Die subakustische Akustik ist einer der wichtigsten Teilbereiche der Akustik. Bei Ideatec zeigen wir Ihnen die wichtigsten Aspekte der Untersuchung von Schallwellen in Wasser.
Akustik für andere Zwecke: Unterwasserakustik
Die Akustik ist der Teilbereich der Physik, der die Entstehung und Ausbreitung von Schallwellen untersucht. Innerhalb dieses Gebiets finden sich zahlreiche Teilgebiete wie die Elektroakustik, die Bauakustik und die Unterwasserakustik.
Letztere befasst sich mit der Schallausbreitung im Wasser und der Untersuchung von dort befindlichen Schallquellen. Schall breitet sich in Wasser mit 1500 Metern pro Sekunde aus, deutlich schneller als in Luft mit 350 Metern pro Sekunde. Dadurch entstehen Übertragungswege, die es ermöglichen, tiefe Frequenzen oder Bässe über große Entfernungen wahrzunehmen.

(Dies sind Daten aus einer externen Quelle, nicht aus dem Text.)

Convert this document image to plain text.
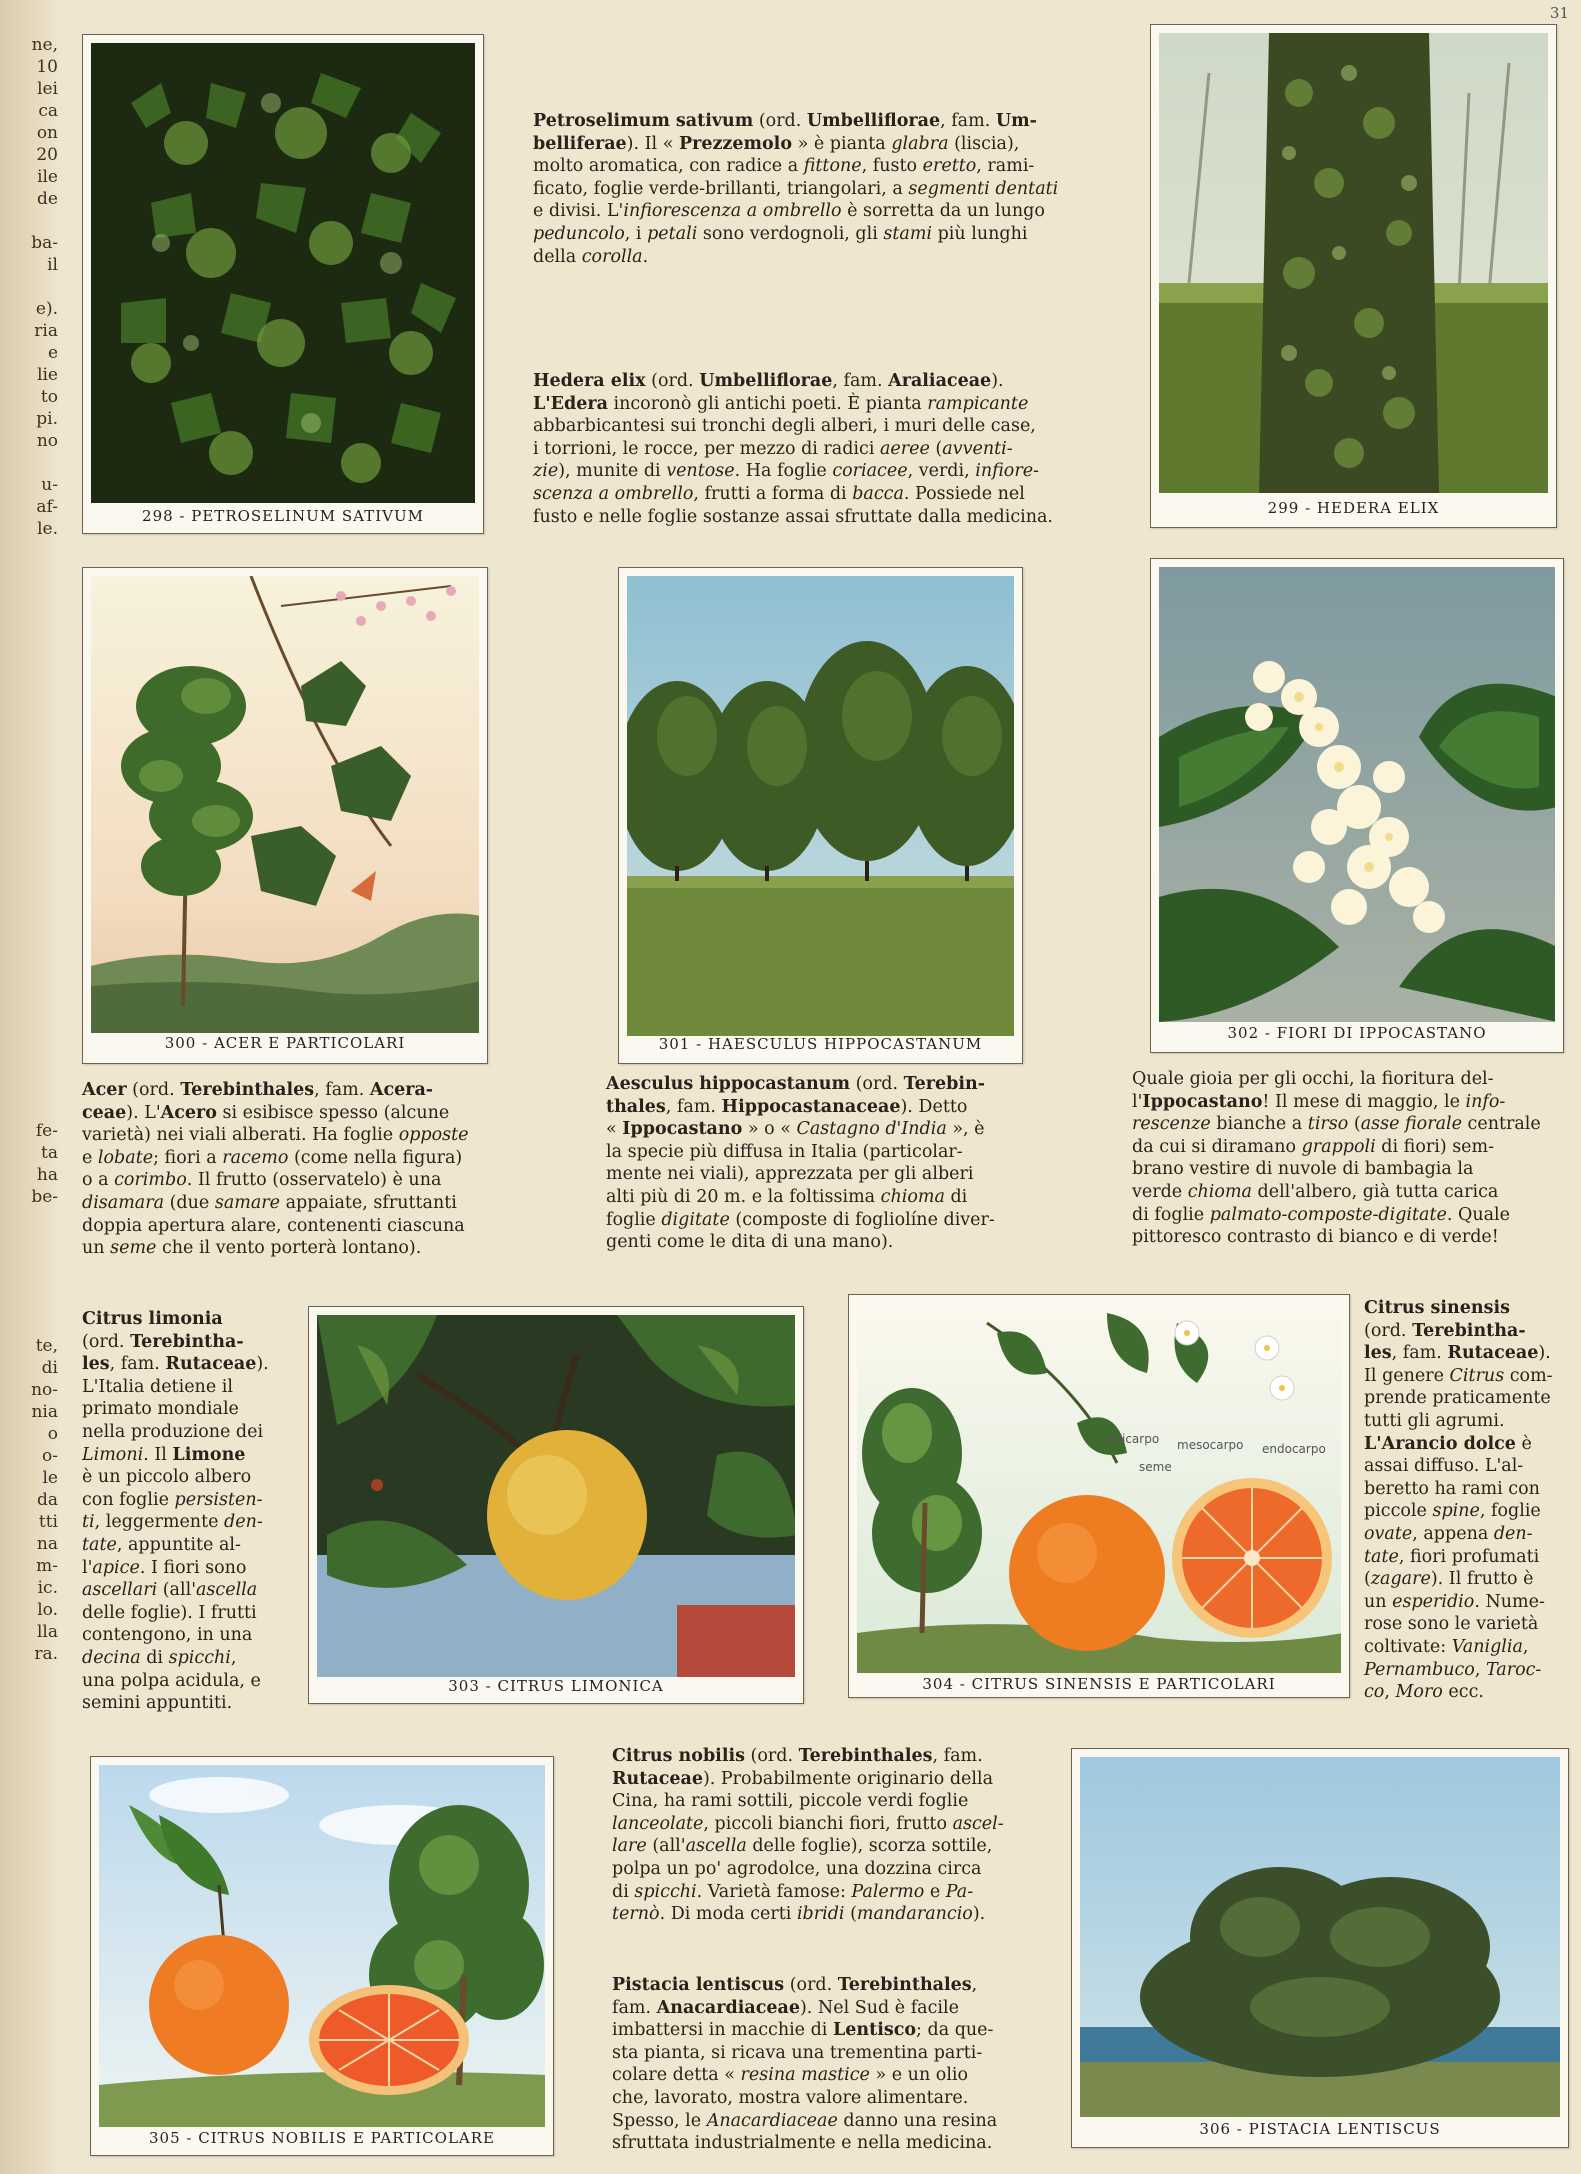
ne,
10
lei
ca
on
20
ile
de

ba-
il

e).
ria
e
lie
to
pi.
no

u-
af-
le.
fe-
ta
ha
be-
te,
di
no-
nia
o
o-
le
da
tti
na
m-
ic.
lo.
lla
ra.
31
298 - PETROSELINUM SATIVUM	299 - HEDERA ELIX
300 - ACER E PARTICOLARI	301 - HAESCULUS HIPPOCASTANUM
302 - FIORI DI IPPOCASTANO
303 - CITRUS LIMONICA
epicarpo mesocarpo endocarpo
seme
304 - CITRUS SINENSIS E PARTICOLARI
305 - CITRUS NOBILIS E PARTICOLARE	306 - PISTACIA LENTISCUS
Petroselimum sativum (ord. Umbelliflorae, fam. Um-
belliferae). Il « Prezzemolo » è pianta glabra (liscia),
molto aromatica, con radice a fittone, fusto eretto, rami-
ficato, foglie verde-brillanti, triangolari, a segmenti dentati
e divisi. L'infiorescenza a ombrello è sorretta da un lungo
peduncolo, i petali sono verdognoli, gli stami più lunghi
della corolla.
Hedera elix (ord. Umbelliflorae, fam. Araliaceae).
L'Edera incoronò gli antichi poeti. È pianta rampicante
abbarbicantesi sui tronchi degli alberi, i muri delle case,
i torrioni, le rocce, per mezzo di radici aeree (avventi-
zie), munite di ventose. Ha foglie coriacee, verdi, infiore-
scenza a ombrello, frutti a forma di bacca. Possiede nel
fusto e nelle foglie sostanze assai sfruttate dalla medicina.
Acer (ord. Terebinthales, fam. Acera-
ceae). L'Acero si esibisce spesso (alcune
varietà) nei viali alberati. Ha foglie opposte
e lobate; fiori a racemo (come nella figura)
o a corimbo. Il frutto (osservatelo) è una
disamara (due samare appaiate, sfruttanti
doppia apertura alare, contenenti ciascuna
un seme che il vento porterà lontano).
Aesculus hippocastanum (ord. Terebin-
thales, fam. Hippocastanaceae). Detto
« Ippocastano » o « Castagno d'India », è
la specie più diffusa in Italia (particolar-
mente nei viali), apprezzata per gli alberi
alti più di 20 m. e la foltissima chioma di
foglie digitate (composte di fogliolíne diver-
genti come le dita di una mano).
Quale gioia per gli occhi, la fioritura del-
l'Ippocastano! Il mese di maggio, le info-
rescenze bianche a tirso (asse fiorale centrale
da cui si diramano grappoli di fiori) sem-
brano vestire di nuvole di bambagia la
verde chioma dell'albero, già tutta carica
di foglie palmato-composte-digitate. Quale
pittoresco contrasto di bianco e di verde!
Citrus limonia
(ord. Terebintha-
les, fam. Rutaceae).
L'Italia detiene il
primato mondiale
nella produzione dei
Limoni. Il Limone
è un piccolo albero
con foglie persisten-
ti, leggermente den-
tate, appuntite al-
l'apice. I fiori sono
ascellari (all'ascella
delle foglie). I frutti
contengono, in una
decina di spicchi,
una polpa acidula, e
semini appuntiti.
Citrus sinensis
(ord. Terebintha-
les, fam. Rutaceae).
Il genere Citrus com-
prende praticamente
tutti gli agrumi.
L'Arancio dolce è
assai diffuso. L'al-
beretto ha rami con
piccole spine, foglie
ovate, appena den-
tate, fiori profumati
(zagare). Il frutto è
un esperidio. Nume-
rose sono le varietà
coltivate: Vaniglia,
Pernambuco, Taroc-
co, Moro ecc.
Citrus nobilis (ord. Terebinthales, fam.
Rutaceae). Probabilmente originario della
Cina, ha rami sottili, piccole verdi foglie
lanceolate, piccoli bianchi fiori, frutto ascel-
lare (all'ascella delle foglie), scorza sottile,
polpa un po' agrodolce, una dozzina circa
di spicchi. Varietà famose: Palermo e Pa-
ternò. Di moda certi ibridi (mandarancio).
Pistacia lentiscus (ord. Terebinthales,
fam. Anacardiaceae). Nel Sud è facile
imbattersi in macchie di Lentisco; da que-
sta pianta, si ricava una trementina parti-
colare detta « resina mastice » e un olio
che, lavorato, mostra valore alimentare.
Spesso, le Anacardiaceae danno una resina
sfruttata industrialmente e nella medicina.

Die Unterwasserakustik entstand zu Beginn des 20. Jahrhunderts als eigenständige Disziplin. Ihre Entwicklung war eng mit der Entwicklung der Elektronik und der Militärtechnik verbunden, da ihre größte Blütezeit nach dem Zweiten Weltkrieg stattfand. Ihre Erforschung vereint drei Disziplinen: Meeresbiologie, Geologie und Geophysik.
Hydrophone: Verbündete der Unterwasserakustik
Technologische Fortschritte ermöglichen es, Schall auf dem Meeresboden mit höchster Präzision aufzuzeichnen und die Aufnahmen zur späteren Verarbeitung und Analyse auf USB-Sticks zu speichern. Die Möglichkeit, Schall unter Wasser zu erfassen und zu analysieren, hat vielfältige Forschungsfelder zur Meeresfauna eröffnet und zum Verständnis der Ursachen verschiedener Naturphänomene beigetragen. Hydrophone, auch Unterwassermikrofone genannt, werden für erfolgreiche Unterwasserakustikforschung eingesetzt. Diese Geräte sind darauf ausgelegt, Schallquellen in Flüssigkeiten, insbesondere Wasser, aufzufangen. Einige Modelle senden zwar selbst Schallwellen aus, sind aber weniger verbreitet.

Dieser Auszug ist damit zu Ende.